Acquisition of Magnetic Resonance Imaging (MRI) Data

High-resolution three-dimensional T1-weighted structural images were acquired by a Siemens 3.0T Trio TIM MRI scanner at the Henan Provincial People's Hospital. A spoiled gradient recalled acquisition sequence was used during image collection with the following main scanning parameters: repetition time (TR), 1,900 ms; echo time (TE), 2.52 ms; flip angle, 9°; slice thickness, 1 mm; field of view, 250 × 250 mm; acquisition matrix, 256 × 256; voxel size, 0.97 × 0.97 × 1 mm; and slices, 160.

Preprocessing

VBM analysis was performed on high-resolution T1-weighted images of all subjects using Data Processing Assistant for Resting-State fMRI (DPARSF, http://restfmri.net/forum/) and Statistical Parametric Mapping 12 (SPM12, https://www.fil.ion.ucl.ac.uk/spm/software/spm12/). The data preprocessing was performed on the DPARSF. First, the T1-weighted images were checked for artifacts and were manually reoriented to ensure that the origins were set at the anterior commissure. The reoriented images were subsequently normalized to Montreal Neurologic Institute (MNI) space; segmented into three different kinds of tissues named gray matter GM, white matter, and cerebrospinal fluid; and resampled to 1.5 × 1.5 × 1.5 mm3. Then, the images were modulated by using Jacobian determinants to acquire the GMV images. Finally, the resultant maps were smoothed by a Gaussian kernel filter with 6 mm full-width at half-maximum (FWHM).

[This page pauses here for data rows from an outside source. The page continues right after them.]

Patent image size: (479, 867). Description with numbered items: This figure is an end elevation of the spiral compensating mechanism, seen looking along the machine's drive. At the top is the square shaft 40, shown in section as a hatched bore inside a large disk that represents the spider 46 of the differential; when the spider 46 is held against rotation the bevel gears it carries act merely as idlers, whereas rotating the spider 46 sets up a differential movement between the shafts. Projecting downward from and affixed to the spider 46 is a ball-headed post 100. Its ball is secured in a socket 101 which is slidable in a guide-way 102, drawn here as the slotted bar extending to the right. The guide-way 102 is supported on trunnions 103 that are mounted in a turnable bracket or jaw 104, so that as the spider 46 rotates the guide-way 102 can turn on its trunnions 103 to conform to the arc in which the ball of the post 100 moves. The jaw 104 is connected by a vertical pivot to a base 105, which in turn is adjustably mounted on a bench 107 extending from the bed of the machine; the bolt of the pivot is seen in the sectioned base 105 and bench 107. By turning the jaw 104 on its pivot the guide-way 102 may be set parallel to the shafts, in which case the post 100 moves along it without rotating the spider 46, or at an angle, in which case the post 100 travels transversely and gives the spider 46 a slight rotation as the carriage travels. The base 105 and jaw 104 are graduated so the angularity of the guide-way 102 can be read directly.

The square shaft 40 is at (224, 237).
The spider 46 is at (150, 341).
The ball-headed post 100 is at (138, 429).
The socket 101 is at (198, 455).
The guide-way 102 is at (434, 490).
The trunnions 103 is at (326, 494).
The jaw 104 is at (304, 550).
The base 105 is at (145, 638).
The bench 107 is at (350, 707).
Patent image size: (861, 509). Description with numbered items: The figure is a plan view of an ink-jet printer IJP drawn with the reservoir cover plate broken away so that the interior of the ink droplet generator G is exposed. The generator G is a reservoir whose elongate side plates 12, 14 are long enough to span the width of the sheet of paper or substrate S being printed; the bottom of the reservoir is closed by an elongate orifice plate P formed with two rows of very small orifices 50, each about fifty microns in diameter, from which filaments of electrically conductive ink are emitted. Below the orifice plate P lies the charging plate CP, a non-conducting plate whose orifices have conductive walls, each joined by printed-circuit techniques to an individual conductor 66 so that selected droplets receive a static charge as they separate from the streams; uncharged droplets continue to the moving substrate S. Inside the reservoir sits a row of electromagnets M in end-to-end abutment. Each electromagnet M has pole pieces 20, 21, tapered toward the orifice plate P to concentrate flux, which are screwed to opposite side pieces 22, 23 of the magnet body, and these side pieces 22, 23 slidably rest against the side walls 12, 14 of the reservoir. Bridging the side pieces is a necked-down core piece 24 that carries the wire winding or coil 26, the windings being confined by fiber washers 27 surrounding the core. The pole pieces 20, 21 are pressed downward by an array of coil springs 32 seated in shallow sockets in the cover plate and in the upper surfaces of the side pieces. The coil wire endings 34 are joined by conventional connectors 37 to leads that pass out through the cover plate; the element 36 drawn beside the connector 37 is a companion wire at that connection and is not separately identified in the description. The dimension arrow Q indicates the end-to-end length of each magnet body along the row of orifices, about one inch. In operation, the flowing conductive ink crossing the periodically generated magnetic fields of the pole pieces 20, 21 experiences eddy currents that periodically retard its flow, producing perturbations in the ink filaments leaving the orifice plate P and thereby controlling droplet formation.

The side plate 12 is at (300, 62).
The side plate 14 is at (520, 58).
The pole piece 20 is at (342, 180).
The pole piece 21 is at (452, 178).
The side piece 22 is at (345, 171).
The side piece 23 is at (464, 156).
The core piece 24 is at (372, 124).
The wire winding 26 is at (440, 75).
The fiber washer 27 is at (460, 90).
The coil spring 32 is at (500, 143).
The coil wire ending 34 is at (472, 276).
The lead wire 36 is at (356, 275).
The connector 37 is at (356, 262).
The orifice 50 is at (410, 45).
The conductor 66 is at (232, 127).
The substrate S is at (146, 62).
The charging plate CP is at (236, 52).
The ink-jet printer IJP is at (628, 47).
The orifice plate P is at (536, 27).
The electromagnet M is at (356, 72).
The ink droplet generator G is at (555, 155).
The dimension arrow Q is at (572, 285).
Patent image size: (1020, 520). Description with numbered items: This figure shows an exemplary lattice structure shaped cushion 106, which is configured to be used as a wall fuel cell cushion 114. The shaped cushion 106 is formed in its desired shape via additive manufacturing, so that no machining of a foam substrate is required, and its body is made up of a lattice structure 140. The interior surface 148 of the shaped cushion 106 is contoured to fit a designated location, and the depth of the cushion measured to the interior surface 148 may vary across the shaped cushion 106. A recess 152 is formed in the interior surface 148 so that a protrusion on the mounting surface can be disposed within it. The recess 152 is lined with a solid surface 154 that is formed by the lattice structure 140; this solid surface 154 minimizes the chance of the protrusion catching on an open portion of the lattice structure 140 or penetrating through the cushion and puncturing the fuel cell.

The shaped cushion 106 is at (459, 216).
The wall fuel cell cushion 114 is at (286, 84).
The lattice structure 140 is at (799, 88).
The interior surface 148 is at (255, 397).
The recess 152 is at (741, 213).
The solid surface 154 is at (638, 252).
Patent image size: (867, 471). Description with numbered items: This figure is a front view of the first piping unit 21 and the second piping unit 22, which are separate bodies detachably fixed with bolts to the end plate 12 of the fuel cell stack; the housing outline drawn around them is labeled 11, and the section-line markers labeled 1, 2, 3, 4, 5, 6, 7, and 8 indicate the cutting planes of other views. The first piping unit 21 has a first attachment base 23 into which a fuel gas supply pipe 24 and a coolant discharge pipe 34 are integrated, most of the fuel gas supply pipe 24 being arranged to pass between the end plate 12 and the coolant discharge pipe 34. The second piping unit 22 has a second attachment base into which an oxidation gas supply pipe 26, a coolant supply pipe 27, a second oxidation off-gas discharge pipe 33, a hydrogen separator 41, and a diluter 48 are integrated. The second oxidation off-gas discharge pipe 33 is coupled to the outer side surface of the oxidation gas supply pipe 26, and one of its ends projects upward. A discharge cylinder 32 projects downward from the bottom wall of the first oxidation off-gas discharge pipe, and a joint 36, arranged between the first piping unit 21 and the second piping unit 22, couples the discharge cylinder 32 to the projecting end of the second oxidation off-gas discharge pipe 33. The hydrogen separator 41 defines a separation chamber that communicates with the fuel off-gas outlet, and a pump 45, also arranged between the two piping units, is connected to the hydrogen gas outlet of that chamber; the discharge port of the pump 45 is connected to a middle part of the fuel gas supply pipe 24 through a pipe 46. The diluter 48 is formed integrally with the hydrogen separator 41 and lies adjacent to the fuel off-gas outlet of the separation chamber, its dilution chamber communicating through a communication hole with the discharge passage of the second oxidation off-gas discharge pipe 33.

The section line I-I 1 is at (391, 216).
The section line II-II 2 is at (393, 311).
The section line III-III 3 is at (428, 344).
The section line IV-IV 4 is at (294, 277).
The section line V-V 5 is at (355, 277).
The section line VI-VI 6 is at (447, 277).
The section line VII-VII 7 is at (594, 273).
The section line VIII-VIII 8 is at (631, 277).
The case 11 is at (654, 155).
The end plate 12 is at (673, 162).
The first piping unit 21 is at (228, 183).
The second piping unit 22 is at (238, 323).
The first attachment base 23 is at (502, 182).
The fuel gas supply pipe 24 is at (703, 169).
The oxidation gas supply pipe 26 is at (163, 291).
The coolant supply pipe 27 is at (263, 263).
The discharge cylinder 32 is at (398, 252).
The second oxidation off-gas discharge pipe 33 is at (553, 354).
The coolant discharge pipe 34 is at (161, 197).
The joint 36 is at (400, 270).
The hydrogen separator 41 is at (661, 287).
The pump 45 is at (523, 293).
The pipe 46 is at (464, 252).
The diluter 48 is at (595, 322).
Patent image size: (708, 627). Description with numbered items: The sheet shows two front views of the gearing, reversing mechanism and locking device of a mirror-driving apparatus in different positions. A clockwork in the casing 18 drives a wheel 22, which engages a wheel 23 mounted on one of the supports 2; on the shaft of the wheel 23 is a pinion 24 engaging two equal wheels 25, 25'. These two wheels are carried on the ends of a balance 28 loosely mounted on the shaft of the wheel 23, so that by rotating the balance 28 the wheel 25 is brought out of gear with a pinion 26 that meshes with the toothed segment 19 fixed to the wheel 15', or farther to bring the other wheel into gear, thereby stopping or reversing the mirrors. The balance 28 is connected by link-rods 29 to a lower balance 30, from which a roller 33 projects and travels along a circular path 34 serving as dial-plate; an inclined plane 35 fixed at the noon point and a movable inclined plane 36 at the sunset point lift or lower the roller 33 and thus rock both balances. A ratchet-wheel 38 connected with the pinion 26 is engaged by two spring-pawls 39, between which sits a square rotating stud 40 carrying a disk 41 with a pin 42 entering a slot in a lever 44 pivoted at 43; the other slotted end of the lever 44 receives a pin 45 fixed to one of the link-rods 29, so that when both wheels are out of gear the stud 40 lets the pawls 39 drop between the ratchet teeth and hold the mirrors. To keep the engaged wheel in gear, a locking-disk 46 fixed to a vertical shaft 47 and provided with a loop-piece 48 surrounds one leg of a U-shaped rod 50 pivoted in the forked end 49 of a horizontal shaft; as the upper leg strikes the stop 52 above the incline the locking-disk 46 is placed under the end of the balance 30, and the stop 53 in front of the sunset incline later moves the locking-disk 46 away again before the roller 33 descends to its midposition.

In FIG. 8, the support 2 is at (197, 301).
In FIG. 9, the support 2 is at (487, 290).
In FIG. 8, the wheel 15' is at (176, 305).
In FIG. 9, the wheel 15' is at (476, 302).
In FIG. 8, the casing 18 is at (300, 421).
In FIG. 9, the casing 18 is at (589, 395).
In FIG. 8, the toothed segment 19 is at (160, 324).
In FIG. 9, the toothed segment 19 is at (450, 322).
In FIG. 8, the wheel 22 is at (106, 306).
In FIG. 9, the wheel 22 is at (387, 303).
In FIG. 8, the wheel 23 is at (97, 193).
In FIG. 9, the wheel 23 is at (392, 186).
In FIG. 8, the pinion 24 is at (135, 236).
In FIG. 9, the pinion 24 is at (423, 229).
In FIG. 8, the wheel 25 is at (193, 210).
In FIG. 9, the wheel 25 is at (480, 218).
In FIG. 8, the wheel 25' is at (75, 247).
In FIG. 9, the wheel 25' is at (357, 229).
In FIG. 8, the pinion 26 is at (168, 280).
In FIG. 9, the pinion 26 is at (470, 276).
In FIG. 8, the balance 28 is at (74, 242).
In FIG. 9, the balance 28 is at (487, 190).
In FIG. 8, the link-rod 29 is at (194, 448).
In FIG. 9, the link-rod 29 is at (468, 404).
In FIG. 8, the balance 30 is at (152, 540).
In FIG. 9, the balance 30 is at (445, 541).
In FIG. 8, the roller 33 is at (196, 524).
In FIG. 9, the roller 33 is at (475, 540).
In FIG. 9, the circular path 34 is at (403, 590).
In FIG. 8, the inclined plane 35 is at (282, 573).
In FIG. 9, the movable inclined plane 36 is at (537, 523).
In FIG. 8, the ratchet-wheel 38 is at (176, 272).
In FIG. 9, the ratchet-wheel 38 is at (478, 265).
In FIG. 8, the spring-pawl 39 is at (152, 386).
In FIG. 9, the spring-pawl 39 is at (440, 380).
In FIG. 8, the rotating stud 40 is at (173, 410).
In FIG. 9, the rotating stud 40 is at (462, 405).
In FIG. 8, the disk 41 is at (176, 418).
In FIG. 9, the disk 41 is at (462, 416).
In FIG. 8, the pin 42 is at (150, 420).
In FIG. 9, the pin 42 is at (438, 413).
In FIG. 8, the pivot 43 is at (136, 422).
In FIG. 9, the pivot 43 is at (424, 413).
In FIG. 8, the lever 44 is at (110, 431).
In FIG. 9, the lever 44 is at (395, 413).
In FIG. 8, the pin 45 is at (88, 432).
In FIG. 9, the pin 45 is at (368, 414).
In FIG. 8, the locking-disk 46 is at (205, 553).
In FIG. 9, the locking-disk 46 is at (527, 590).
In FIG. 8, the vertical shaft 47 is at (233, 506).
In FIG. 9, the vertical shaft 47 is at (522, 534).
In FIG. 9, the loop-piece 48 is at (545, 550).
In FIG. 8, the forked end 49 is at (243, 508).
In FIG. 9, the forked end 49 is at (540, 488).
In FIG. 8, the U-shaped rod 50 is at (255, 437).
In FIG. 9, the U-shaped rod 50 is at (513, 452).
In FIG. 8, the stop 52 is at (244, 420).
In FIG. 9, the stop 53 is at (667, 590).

Statistical Analysis: Overall GMV Alterations in T2D

To demonstrate the overall GMV alterations in T2D, GMV data of T2D and HCs were compared using the two-sample t-test in SPM12. The mask used in the two-sample t-test was the optimal threshold mask, which was created with all subjects' GMV data (Ridgway et al., 2009). Age, sex, and total intracranial volume (TIV) were taken as covariates to remove their effects. Significant differences were corrected by Gaussian random field (GRF) correction (voxel-level p < 0.001, cluster-level p < 0.01).

Statistical Analysis: Stage-Specific GMV Alterations Pattern in T2D

To investigate whether stage-specific characteristics and progressive changing patterns exist in T2D, we divided T2D patients and HCs into subgroups. We applied two grouping strategies: main and validation grouping strategies, to explore and verify the results.

In the main grouping strategy, T2D patients were grouped into two stages (stage 1: duration <9 years, stage 2: duration ≥ 9 years) in order of illness duration. We selected 9 years as the split since 9 is the median duration of our T2D patients. Consequently, we can divide the T2D patients into two roughly equal-numbered groups. Furthermore, this grouping strategy is similar to the long- and short-term duration division in a previous study on T2D (Huang et al., 2021). Additionally, age- and sex-matched control subgroups were created. To verify the results observed in the main grouping strategy, T2D patients were divided into three stages (stage 1: duration <6 years, stage 2: 6 years ≤ duration ≤ 11 years, and stage 3: duration >11 years) in the validation grouping strategy, and age- and sex-matched HCs subgroups were also created. This grouping strategy is similar to a previous T2D study (Thong et al., 2015).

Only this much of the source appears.